セールだから何か買うものないかな、みたいなのは引っかかる
ブラックフライデーである、セールである、と世間もチラシもネット広告も賑わっているようだ。数年前から日本では唐突に出てきた感のあるブラックフライデーとやらがセールを指すのは未だに馴染まない。なんならブラックと付いているだけで、お得よりも邪悪を含意しているような気さえしてしまう。
それはそうと、ブラックフライデーなので何か買うものないかな、みたいなスタンスの発言や投稿をちらほら見聞きしたので、やや首を傾げてしまった。
元々欲しいものがあって、それがセールで安くなったから買い時だ、というのならわかる。だけど、現時点では特に欲しいものがあるわけでなく、なのにセールだから欲しくなりそうなものがないか探そう、というのは本末転倒じゃないのか、という気がする。
つまり、普段買わないでセール時を狙って買うのはお得だからだ。それでも、買うからには出費はゼロではない。コストだけで言うなら「買う>安く買う>>>買わない」という厳然たる差がある。
そして、欲しいものがないなら何も買わなければ出費は完全にゼロであって、これが状態としては一番「お得」なはずなのだ。
お金と引き換えても欲しいだけの何かがあり、それが安く手に入るからこそお得なのであって、欲しいものがないなら何を買ってもお得になることはない。

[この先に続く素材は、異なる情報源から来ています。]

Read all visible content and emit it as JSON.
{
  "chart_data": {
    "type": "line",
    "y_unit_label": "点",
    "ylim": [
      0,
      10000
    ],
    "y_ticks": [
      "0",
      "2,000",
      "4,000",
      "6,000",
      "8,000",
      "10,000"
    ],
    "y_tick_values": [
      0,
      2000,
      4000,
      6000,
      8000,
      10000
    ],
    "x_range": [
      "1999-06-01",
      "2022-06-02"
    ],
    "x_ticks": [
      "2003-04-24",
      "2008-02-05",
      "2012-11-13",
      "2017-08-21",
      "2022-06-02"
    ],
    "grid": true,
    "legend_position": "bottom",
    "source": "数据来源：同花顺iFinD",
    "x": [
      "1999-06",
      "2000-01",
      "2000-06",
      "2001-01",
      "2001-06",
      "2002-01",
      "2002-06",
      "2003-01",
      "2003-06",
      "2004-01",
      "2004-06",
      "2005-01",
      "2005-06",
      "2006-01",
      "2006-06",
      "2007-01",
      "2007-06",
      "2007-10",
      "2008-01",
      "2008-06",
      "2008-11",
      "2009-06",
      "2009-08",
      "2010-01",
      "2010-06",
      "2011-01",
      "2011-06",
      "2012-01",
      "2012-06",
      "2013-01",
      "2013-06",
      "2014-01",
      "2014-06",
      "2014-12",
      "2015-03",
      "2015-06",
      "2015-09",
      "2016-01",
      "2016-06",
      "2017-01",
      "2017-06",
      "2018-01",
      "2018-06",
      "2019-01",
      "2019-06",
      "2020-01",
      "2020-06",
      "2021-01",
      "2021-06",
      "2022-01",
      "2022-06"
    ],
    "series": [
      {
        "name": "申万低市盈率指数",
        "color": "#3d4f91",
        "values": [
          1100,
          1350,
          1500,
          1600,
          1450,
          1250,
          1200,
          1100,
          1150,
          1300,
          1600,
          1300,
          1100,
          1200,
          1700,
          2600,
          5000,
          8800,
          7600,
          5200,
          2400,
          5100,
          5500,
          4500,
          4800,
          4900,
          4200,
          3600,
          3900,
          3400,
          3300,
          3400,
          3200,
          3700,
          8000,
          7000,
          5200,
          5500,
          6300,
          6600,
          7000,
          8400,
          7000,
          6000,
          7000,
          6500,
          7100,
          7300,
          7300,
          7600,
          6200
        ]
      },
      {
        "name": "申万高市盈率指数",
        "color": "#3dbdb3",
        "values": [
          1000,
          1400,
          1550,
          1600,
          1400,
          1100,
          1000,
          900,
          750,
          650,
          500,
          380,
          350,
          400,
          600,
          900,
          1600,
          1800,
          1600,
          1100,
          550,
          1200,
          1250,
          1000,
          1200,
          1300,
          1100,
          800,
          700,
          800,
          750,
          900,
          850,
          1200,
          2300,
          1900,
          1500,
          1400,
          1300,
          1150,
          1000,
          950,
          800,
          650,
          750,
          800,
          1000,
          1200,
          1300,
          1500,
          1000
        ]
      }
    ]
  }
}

たとえば、嫌いな食べ物を山ほどタダで送ってくれてもまったく嬉しくないのと同じだ。
欲しいものがなければ、わざわざ探してまで何かを欲しがる必要もないんじゃないか。よく「買う理由が値段ならやめとけ」などと言われるが、セールを機に欲しいものを探すのは、まさに値段だけで買おうとしている行為だろう。

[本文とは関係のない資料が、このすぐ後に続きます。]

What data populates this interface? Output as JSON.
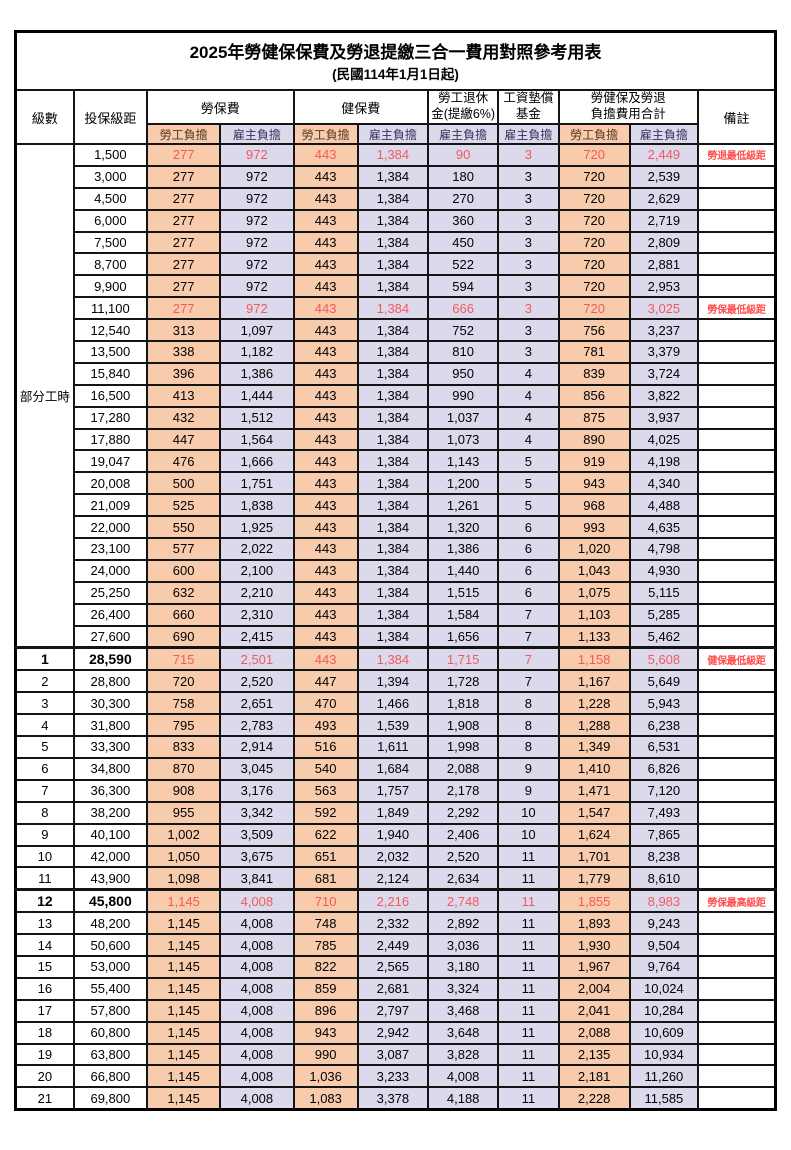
{
  "title": "2025年勞健保保費及勞退提繳三合一費用對照參考用表",
  "subtitle": "(民國114年1月1日起)",
  "header": {
    "level": "級數",
    "bracket": "投保級距",
    "labor_ins": "勞保費",
    "health_ins": "健保費",
    "pension_line1": "勞工退休",
    "pension_line2": "金(提繳6%)",
    "wage_fund_line1": "工資墊償",
    "wage_fund_line2": "基金",
    "total_line1": "勞健保及勞退",
    "total_line2": "負擔費用合計",
    "note": "備註",
    "employee": "勞工負擔",
    "employer": "雇主負擔"
  },
  "part_time_label": "部分工時",
  "part_time_rowspan": 23,
  "colors": {
    "employee_bg": "#F8CBAD",
    "employer_bg": "#DCD9EC",
    "highlight_red": "#f25a5a",
    "note_red": "#ff4f4f",
    "grid": "#141414"
  },
  "rows": [
    {
      "lv": "",
      "br": "1,500",
      "v": [
        "277",
        "972",
        "443",
        "1,384",
        "90",
        "3",
        "720",
        "2,449"
      ],
      "note": "勞退最低級距",
      "red": true
    },
    {
      "lv": "",
      "br": "3,000",
      "v": [
        "277",
        "972",
        "443",
        "1,384",
        "180",
        "3",
        "720",
        "2,539"
      ],
      "note": ""
    },
    {
      "lv": "",
      "br": "4,500",
      "v": [
        "277",
        "972",
        "443",
        "1,384",
        "270",
        "3",
        "720",
        "2,629"
      ],
      "note": ""
    },
    {
      "lv": "",
      "br": "6,000",
      "v": [
        "277",
        "972",
        "443",
        "1,384",
        "360",
        "3",
        "720",
        "2,719"
      ],
      "note": ""
    },
    {
      "lv": "",
      "br": "7,500",
      "v": [
        "277",
        "972",
        "443",
        "1,384",
        "450",
        "3",
        "720",
        "2,809"
      ],
      "note": ""
    },
    {
      "lv": "",
      "br": "8,700",
      "v": [
        "277",
        "972",
        "443",
        "1,384",
        "522",
        "3",
        "720",
        "2,881"
      ],
      "note": ""
    },
    {
      "lv": "",
      "br": "9,900",
      "v": [
        "277",
        "972",
        "443",
        "1,384",
        "594",
        "3",
        "720",
        "2,953"
      ],
      "note": ""
    },
    {
      "lv": "",
      "br": "11,100",
      "v": [
        "277",
        "972",
        "443",
        "1,384",
        "666",
        "3",
        "720",
        "3,025"
      ],
      "note": "勞保最低級距",
      "red": true
    },
    {
      "lv": "",
      "br": "12,540",
      "v": [
        "313",
        "1,097",
        "443",
        "1,384",
        "752",
        "3",
        "756",
        "3,237"
      ],
      "note": ""
    },
    {
      "lv": "",
      "br": "13,500",
      "v": [
        "338",
        "1,182",
        "443",
        "1,384",
        "810",
        "3",
        "781",
        "3,379"
      ],
      "note": ""
    },
    {
      "lv": "",
      "br": "15,840",
      "v": [
        "396",
        "1,386",
        "443",
        "1,384",
        "950",
        "4",
        "839",
        "3,724"
      ],
      "note": ""
    },
    {
      "lv": "",
      "br": "16,500",
      "v": [
        "413",
        "1,444",
        "443",
        "1,384",
        "990",
        "4",
        "856",
        "3,822"
      ],
      "note": ""
    },
    {
      "lv": "",
      "br": "17,280",
      "v": [
        "432",
        "1,512",
        "443",
        "1,384",
        "1,037",
        "4",
        "875",
        "3,937"
      ],
      "note": ""
    },
    {
      "lv": "",
      "br": "17,880",
      "v": [
        "447",
        "1,564",
        "443",
        "1,384",
        "1,073",
        "4",
        "890",
        "4,025"
      ],
      "note": ""
    },
    {
      "lv": "",
      "br": "19,047",
      "v": [
        "476",
        "1,666",
        "443",
        "1,384",
        "1,143",
        "5",
        "919",
        "4,198"
      ],
      "note": ""
    },
    {
      "lv": "",
      "br": "20,008",
      "v": [
        "500",
        "1,751",
        "443",
        "1,384",
        "1,200",
        "5",
        "943",
        "4,340"
      ],
      "note": ""
    },
    {
      "lv": "",
      "br": "21,009",
      "v": [
        "525",
        "1,838",
        "443",
        "1,384",
        "1,261",
        "5",
        "968",
        "4,488"
      ],
      "note": ""
    },
    {
      "lv": "",
      "br": "22,000",
      "v": [
        "550",
        "1,925",
        "443",
        "1,384",
        "1,320",
        "6",
        "993",
        "4,635"
      ],
      "note": ""
    },
    {
      "lv": "",
      "br": "23,100",
      "v": [
        "577",
        "2,022",
        "443",
        "1,384",
        "1,386",
        "6",
        "1,020",
        "4,798"
      ],
      "note": ""
    },
    {
      "lv": "",
      "br": "24,000",
      "v": [
        "600",
        "2,100",
        "443",
        "1,384",
        "1,440",
        "6",
        "1,043",
        "4,930"
      ],
      "note": ""
    },
    {
      "lv": "",
      "br": "25,250",
      "v": [
        "632",
        "2,210",
        "443",
        "1,384",
        "1,515",
        "6",
        "1,075",
        "5,115"
      ],
      "note": ""
    },
    {
      "lv": "",
      "br": "26,400",
      "v": [
        "660",
        "2,310",
        "443",
        "1,384",
        "1,584",
        "7",
        "1,103",
        "5,285"
      ],
      "note": ""
    },
    {
      "lv": "",
      "br": "27,600",
      "v": [
        "690",
        "2,415",
        "443",
        "1,384",
        "1,656",
        "7",
        "1,133",
        "5,462"
      ],
      "note": ""
    },
    {
      "lv": "1",
      "br": "28,590",
      "v": [
        "715",
        "2,501",
        "443",
        "1,384",
        "1,715",
        "7",
        "1,158",
        "5,608"
      ],
      "note": "健保最低級距",
      "red": true,
      "emph": true,
      "thick": true
    },
    {
      "lv": "2",
      "br": "28,800",
      "v": [
        "720",
        "2,520",
        "447",
        "1,394",
        "1,728",
        "7",
        "1,167",
        "5,649"
      ],
      "note": ""
    },
    {
      "lv": "3",
      "br": "30,300",
      "v": [
        "758",
        "2,651",
        "470",
        "1,466",
        "1,818",
        "8",
        "1,228",
        "5,943"
      ],
      "note": ""
    },
    {
      "lv": "4",
      "br": "31,800",
      "v": [
        "795",
        "2,783",
        "493",
        "1,539",
        "1,908",
        "8",
        "1,288",
        "6,238"
      ],
      "note": ""
    },
    {
      "lv": "5",
      "br": "33,300",
      "v": [
        "833",
        "2,914",
        "516",
        "1,611",
        "1,998",
        "8",
        "1,349",
        "6,531"
      ],
      "note": ""
    },
    {
      "lv": "6",
      "br": "34,800",
      "v": [
        "870",
        "3,045",
        "540",
        "1,684",
        "2,088",
        "9",
        "1,410",
        "6,826"
      ],
      "note": ""
    },
    {
      "lv": "7",
      "br": "36,300",
      "v": [
        "908",
        "3,176",
        "563",
        "1,757",
        "2,178",
        "9",
        "1,471",
        "7,120"
      ],
      "note": ""
    },
    {
      "lv": "8",
      "br": "38,200",
      "v": [
        "955",
        "3,342",
        "592",
        "1,849",
        "2,292",
        "10",
        "1,547",
        "7,493"
      ],
      "note": ""
    },
    {
      "lv": "9",
      "br": "40,100",
      "v": [
        "1,002",
        "3,509",
        "622",
        "1,940",
        "2,406",
        "10",
        "1,624",
        "7,865"
      ],
      "note": ""
    },
    {
      "lv": "10",
      "br": "42,000",
      "v": [
        "1,050",
        "3,675",
        "651",
        "2,032",
        "2,520",
        "11",
        "1,701",
        "8,238"
      ],
      "note": ""
    },
    {
      "lv": "11",
      "br": "43,900",
      "v": [
        "1,098",
        "3,841",
        "681",
        "2,124",
        "2,634",
        "11",
        "1,779",
        "8,610"
      ],
      "note": ""
    },
    {
      "lv": "12",
      "br": "45,800",
      "v": [
        "1,145",
        "4,008",
        "710",
        "2,216",
        "2,748",
        "11",
        "1,855",
        "8,983"
      ],
      "note": "勞保最高級距",
      "red": true,
      "emph": true,
      "thick": true
    },
    {
      "lv": "13",
      "br": "48,200",
      "v": [
        "1,145",
        "4,008",
        "748",
        "2,332",
        "2,892",
        "11",
        "1,893",
        "9,243"
      ],
      "note": ""
    },
    {
      "lv": "14",
      "br": "50,600",
      "v": [
        "1,145",
        "4,008",
        "785",
        "2,449",
        "3,036",
        "11",
        "1,930",
        "9,504"
      ],
      "note": ""
    },
    {
      "lv": "15",
      "br": "53,000",
      "v": [
        "1,145",
        "4,008",
        "822",
        "2,565",
        "3,180",
        "11",
        "1,967",
        "9,764"
      ],
      "note": ""
    },
    {
      "lv": "16",
      "br": "55,400",
      "v": [
        "1,145",
        "4,008",
        "859",
        "2,681",
        "3,324",
        "11",
        "2,004",
        "10,024"
      ],
      "note": ""
    },
    {
      "lv": "17",
      "br": "57,800",
      "v": [
        "1,145",
        "4,008",
        "896",
        "2,797",
        "3,468",
        "11",
        "2,041",
        "10,284"
      ],
      "note": ""
    },
    {
      "lv": "18",
      "br": "60,800",
      "v": [
        "1,145",
        "4,008",
        "943",
        "2,942",
        "3,648",
        "11",
        "2,088",
        "10,609"
      ],
      "note": ""
    },
    {
      "lv": "19",
      "br": "63,800",
      "v": [
        "1,145",
        "4,008",
        "990",
        "3,087",
        "3,828",
        "11",
        "2,135",
        "10,934"
      ],
      "note": ""
    },
    {
      "lv": "20",
      "br": "66,800",
      "v": [
        "1,145",
        "4,008",
        "1,036",
        "3,233",
        "4,008",
        "11",
        "2,181",
        "11,260"
      ],
      "note": ""
    },
    {
      "lv": "21",
      "br": "69,800",
      "v": [
        "1,145",
        "4,008",
        "1,083",
        "3,378",
        "4,188",
        "11",
        "2,228",
        "11,585"
      ],
      "note": ""
    }
  ],
  "value_cell_names": [
    "cell-labor-employee",
    "cell-labor-employer",
    "cell-health-employee",
    "cell-health-employer",
    "cell-pension-employer",
    "cell-wage-fund-employer",
    "cell-total-employee",
    "cell-total-employer"
  ],
  "value_cell_classes": [
    "c-emp",
    "c-er",
    "c-emp",
    "c-er",
    "c-er",
    "c-er",
    "c-emp",
    "c-er"
  ]
}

などと言いつつ、セールをやっている店やショッピングサイトを眺めるのがウインドウショッピングのようなものだ、というなら納得はできる。見るだけでも楽しいというのは確かにあるからだ。そして、惹かれたものが手頃な値段になっていたなら買うのもアリだろう。
大して欲しくないものを安く買うためだけに時間を割くのは高コストだと思うが、楽しみながら見て回るついでに欲しいものを探してみるのなら、悪くない趣味だと感じる。
たぶん、セールに振り回されているか、自分なりの欲求をきちんと制御できているか、というところが違うんだろうと思う。